Pertumbuhan strukturalisme diawali dengan hadirnya buku Course in General
Linguistic di Perancis (1916) yang ditulis oleh Ferdinand de Saussure
yang menyikapi bahasa sebagai suatu sistem tanda yang dikaji secara sinkronik
dan diakronik.[1]
Selain srtukturalisme Perancis, strukturalisme juga muncul di Amerika Serikat setelah
munculnya aliran New Criticism dan di Jenewa dengan nama strukturalisme
Praha. Strukturalisme Perancis atau biasa disebut dengan strukturalisme klasik
berakar pada kajian Linguistik Saussere yang lebih menekankan analisisnya pada
bahasa, antropologi budaya Levi Strauss dan dan formalisme; strukturalisme
Amerika diwarnai oleh new criticism yang lebih menekankan pada isi.
Sementara strukturalisme Praha berakar pada fenomenologi, hermeneutika, dan
madzab sekolah Jenewa serta lebih menekankan pada aspek tanda atau sign
.
Kehadiran strukturalisme telah mengalami evolusi yang panjang dan dinamis
yang menghasilkan banyak konsep serta istilah yang berbeda-beda. Sampai
sekarang penelitian struktural masih banyak digunakan di berbagai perguruan
tinggi. Strukturalisme hadir sebagai upaya melengkapi penelitian sastra yang
ekspresivisme dan berbau historis. Para pemikir yang tergolong strukturalis
diantaranya: Robert Stanton, Rochmat Djoko Pradopo, Ferdinand de Saussure, Levi
Strauss, Goldman, Propp, Barthes dan lainya.

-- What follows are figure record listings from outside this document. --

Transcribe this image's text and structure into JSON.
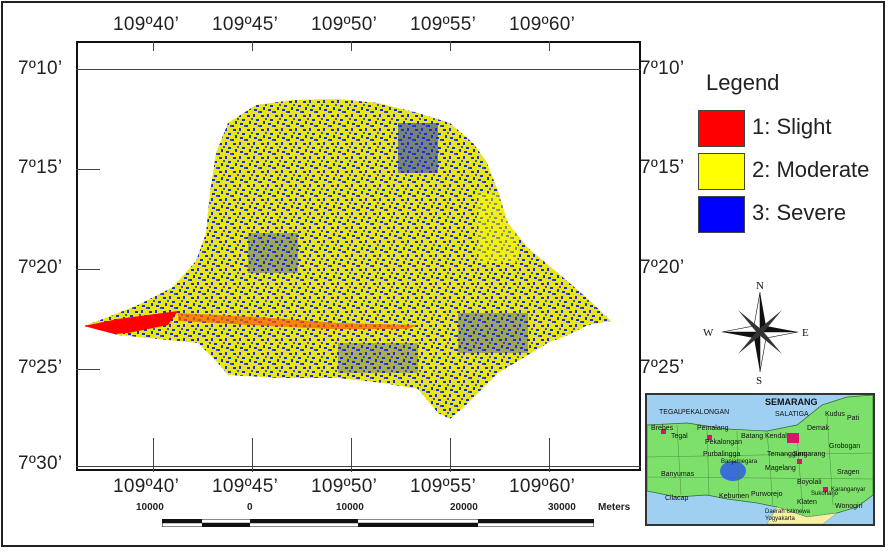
{
  "map": {
    "top_labels": [
      "109º40’",
      "109º45’",
      "109º50’",
      "109º55’",
      "109º60’"
    ],
    "bottom_labels": [
      "109º40’",
      "109º45’",
      "109º50’",
      "109º55’",
      "109º60’"
    ],
    "left_labels": [
      "7º10’",
      "7º15’",
      "7º20’",
      "7º25’",
      "7º30’"
    ],
    "right_labels": [
      "7º10’",
      "7º15’",
      "7º20’",
      "7º25’"
    ]
  },
  "legend": {
    "title": "Legend",
    "items": [
      {
        "label": "1: Slight",
        "color": "#ff0000"
      },
      {
        "label": "2: Moderate",
        "color": "#ffff00"
      },
      {
        "label": "3: Severe",
        "color": "#0000ff"
      }
    ]
  },
  "compass": {
    "n": "N",
    "s": "S",
    "e": "E",
    "w": "W"
  },
  "scale": {
    "labels": [
      "10000",
      "0",
      "10000",
      "20000",
      "30000"
    ],
    "unit": "Meters"
  },
  "inset": {
    "title": "SEMARANG",
    "labels": [
      "TEGAL",
      "PEKALONGAN",
      "SALATIGA",
      "Brebes",
      "Tegal",
      "Pemalang",
      "Pekalongan",
      "Batang",
      "Kendal",
      "Demak",
      "Pati",
      "Kudus",
      "Grobogan",
      "Temanggung",
      "Semarang",
      "Purbalingga",
      "Banyumas",
      "Banjarnegara",
      "Magelang",
      "Boyolali",
      "Sragen",
      "Karanganyar",
      "Sukoharjo",
      "Klaten",
      "Wonogiri",
      "Cilacap",
      "Kebumen",
      "Purworejo",
      "Daerah Istimewa Yogyakarta"
    ],
    "colors": {
      "land": "#7de06a",
      "sea": "#9fd0f2",
      "city": "#e0106a",
      "lake": "#3a6fd8",
      "diy": "#f6f0a0"
    }
  },
  "colors": {
    "slight": "#ff0000",
    "moderate": "#ffff00",
    "severe": "#0000ff"
  }
}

2. Unsur-unsur Internal Teks Prosa Menurut Strukturalisme
Sebuah kajian struktural dapat ditempuh dengan cara melakukan identifikasi,
pengkajian dan pendeskripsian fungsi terhadap unsur internal suatu teks prosa.

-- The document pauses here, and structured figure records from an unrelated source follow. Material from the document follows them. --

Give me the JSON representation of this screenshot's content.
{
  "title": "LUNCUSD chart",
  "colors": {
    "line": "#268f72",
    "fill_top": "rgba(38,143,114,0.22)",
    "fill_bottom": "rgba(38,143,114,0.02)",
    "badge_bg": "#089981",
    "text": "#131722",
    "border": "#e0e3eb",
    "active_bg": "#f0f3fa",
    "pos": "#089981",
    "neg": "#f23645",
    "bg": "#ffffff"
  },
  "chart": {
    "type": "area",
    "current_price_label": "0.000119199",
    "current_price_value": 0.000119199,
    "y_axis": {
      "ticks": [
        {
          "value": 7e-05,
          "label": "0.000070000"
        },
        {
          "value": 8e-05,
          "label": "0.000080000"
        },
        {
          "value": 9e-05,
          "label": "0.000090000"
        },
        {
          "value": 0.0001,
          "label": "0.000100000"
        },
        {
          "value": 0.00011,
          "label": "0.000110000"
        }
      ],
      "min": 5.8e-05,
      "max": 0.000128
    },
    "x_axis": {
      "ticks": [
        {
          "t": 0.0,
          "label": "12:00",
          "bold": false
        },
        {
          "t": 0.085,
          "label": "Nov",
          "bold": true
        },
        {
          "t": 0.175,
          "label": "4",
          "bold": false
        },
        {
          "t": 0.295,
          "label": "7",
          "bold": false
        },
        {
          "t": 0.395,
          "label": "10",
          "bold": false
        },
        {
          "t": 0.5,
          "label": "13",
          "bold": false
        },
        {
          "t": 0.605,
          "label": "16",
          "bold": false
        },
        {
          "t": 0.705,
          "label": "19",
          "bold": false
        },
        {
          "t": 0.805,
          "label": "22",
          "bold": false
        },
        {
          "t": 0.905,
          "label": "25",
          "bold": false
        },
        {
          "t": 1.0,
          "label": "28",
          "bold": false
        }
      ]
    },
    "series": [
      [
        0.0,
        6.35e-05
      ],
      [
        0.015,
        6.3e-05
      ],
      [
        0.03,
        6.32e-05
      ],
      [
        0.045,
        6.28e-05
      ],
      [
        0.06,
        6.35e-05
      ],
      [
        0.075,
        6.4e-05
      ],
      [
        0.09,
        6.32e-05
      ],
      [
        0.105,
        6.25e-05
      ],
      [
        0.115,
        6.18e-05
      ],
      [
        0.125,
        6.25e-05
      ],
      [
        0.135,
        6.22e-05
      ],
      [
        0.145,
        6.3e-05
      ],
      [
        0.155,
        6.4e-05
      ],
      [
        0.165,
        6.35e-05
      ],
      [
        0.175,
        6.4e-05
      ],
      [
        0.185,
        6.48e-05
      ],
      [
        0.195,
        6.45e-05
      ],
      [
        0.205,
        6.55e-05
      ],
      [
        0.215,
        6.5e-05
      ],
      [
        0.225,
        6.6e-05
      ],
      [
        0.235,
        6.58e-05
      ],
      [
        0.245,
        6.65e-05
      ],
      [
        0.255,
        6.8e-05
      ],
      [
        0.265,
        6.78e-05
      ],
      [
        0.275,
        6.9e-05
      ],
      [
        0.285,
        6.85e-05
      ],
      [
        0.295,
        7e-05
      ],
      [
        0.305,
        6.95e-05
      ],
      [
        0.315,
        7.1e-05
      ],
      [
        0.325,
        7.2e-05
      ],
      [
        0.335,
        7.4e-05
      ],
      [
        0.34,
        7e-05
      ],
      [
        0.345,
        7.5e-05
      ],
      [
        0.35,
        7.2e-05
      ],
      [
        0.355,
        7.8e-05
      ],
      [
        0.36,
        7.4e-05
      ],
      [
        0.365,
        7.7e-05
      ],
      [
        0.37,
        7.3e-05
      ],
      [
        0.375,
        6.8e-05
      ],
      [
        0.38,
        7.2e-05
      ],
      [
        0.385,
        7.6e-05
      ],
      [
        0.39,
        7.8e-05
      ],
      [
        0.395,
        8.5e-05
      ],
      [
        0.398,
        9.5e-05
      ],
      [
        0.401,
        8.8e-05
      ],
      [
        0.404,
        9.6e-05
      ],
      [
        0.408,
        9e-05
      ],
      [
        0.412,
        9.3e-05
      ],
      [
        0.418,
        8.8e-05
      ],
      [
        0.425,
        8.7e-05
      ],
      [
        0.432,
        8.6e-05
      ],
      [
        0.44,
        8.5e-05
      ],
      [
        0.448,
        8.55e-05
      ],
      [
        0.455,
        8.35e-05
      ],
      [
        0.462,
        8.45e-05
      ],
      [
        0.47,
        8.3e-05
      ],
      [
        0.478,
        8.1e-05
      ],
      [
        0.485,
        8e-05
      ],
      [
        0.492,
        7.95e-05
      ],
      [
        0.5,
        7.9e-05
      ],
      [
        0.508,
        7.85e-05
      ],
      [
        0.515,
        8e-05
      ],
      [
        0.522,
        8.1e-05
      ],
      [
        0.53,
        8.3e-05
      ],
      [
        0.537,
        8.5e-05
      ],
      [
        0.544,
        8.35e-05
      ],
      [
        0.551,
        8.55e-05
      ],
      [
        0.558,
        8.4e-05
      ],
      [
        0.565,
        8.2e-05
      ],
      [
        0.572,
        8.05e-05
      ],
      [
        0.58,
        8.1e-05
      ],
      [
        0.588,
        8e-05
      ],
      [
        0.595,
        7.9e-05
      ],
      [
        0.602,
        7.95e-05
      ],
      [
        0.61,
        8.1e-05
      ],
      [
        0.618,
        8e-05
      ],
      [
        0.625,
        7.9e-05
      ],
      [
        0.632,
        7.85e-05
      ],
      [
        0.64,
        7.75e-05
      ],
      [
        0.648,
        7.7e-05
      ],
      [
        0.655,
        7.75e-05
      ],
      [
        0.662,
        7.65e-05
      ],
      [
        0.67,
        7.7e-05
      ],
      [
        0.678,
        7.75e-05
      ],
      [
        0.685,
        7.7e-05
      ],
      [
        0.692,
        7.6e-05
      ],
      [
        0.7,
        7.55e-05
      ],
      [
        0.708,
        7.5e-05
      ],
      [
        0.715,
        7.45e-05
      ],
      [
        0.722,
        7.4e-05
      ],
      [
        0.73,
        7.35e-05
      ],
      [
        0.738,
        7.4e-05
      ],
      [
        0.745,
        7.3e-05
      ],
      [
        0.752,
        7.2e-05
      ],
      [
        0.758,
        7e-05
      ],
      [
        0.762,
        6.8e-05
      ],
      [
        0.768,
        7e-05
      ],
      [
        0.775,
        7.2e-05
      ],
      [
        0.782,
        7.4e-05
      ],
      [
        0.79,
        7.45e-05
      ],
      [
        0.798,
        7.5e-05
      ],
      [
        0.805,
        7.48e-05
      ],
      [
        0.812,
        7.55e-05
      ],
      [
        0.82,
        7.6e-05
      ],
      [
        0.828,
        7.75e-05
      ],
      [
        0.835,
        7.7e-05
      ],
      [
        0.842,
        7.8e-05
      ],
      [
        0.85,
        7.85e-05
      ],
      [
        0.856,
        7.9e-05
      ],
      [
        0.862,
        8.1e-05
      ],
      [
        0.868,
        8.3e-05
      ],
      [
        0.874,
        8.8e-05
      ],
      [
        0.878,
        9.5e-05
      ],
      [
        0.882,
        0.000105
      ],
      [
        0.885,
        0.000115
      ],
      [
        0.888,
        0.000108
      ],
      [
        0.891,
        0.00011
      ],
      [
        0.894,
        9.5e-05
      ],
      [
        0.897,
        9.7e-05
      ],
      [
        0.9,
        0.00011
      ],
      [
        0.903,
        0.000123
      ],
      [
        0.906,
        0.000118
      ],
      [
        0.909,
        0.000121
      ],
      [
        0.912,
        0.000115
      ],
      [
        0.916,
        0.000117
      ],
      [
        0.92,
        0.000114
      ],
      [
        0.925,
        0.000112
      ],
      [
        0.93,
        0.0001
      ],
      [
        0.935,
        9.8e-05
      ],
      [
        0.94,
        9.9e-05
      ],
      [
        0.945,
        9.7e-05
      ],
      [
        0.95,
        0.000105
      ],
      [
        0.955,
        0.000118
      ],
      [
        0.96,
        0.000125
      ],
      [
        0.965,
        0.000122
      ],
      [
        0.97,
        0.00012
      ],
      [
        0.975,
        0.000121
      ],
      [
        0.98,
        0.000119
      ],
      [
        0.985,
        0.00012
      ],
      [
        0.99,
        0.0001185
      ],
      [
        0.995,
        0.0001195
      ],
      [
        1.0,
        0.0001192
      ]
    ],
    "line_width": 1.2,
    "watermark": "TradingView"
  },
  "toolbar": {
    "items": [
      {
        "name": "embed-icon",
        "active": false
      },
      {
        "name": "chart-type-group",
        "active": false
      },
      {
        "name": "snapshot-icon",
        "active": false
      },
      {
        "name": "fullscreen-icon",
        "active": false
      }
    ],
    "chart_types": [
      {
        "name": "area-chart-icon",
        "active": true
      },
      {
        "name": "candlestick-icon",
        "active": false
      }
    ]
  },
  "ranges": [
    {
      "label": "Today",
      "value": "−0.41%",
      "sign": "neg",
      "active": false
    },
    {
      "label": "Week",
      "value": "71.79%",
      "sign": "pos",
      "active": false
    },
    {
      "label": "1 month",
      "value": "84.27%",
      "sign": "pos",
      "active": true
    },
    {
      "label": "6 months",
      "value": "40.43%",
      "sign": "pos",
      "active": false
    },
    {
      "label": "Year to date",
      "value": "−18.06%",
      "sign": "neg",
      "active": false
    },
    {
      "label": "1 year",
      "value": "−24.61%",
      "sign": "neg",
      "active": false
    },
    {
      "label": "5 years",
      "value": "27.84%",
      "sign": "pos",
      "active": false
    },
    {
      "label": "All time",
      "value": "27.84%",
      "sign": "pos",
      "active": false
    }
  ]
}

Unsur-unsur internal teks prosa menurut strukturalisme terdiri atas:[2]
1. Tema
Tema dalam penulisan sebuah teks prosa merupakan
pengejawantahan dari ise yang ditemukan oleh pengarangnya. Secara teoritik
pengertian tema diformulasikan sebagai makna yang terkandung dalam sebuah
cerita. Makna pokok yang menjadi dasar dari pengembangan makna-makna
selanjutnya.
2. Tokoh dan Penokohan
Tokoh dalam cerita fiksi merujuk pada
pertanyaan-pertanyaan seperti “Siapa pelaku dalam cerkita fiksi itu?”, “Ada
berapa tokoh dalam ceritanya?”,”Siapakah pelaku antagonis dan protagonisnya?”.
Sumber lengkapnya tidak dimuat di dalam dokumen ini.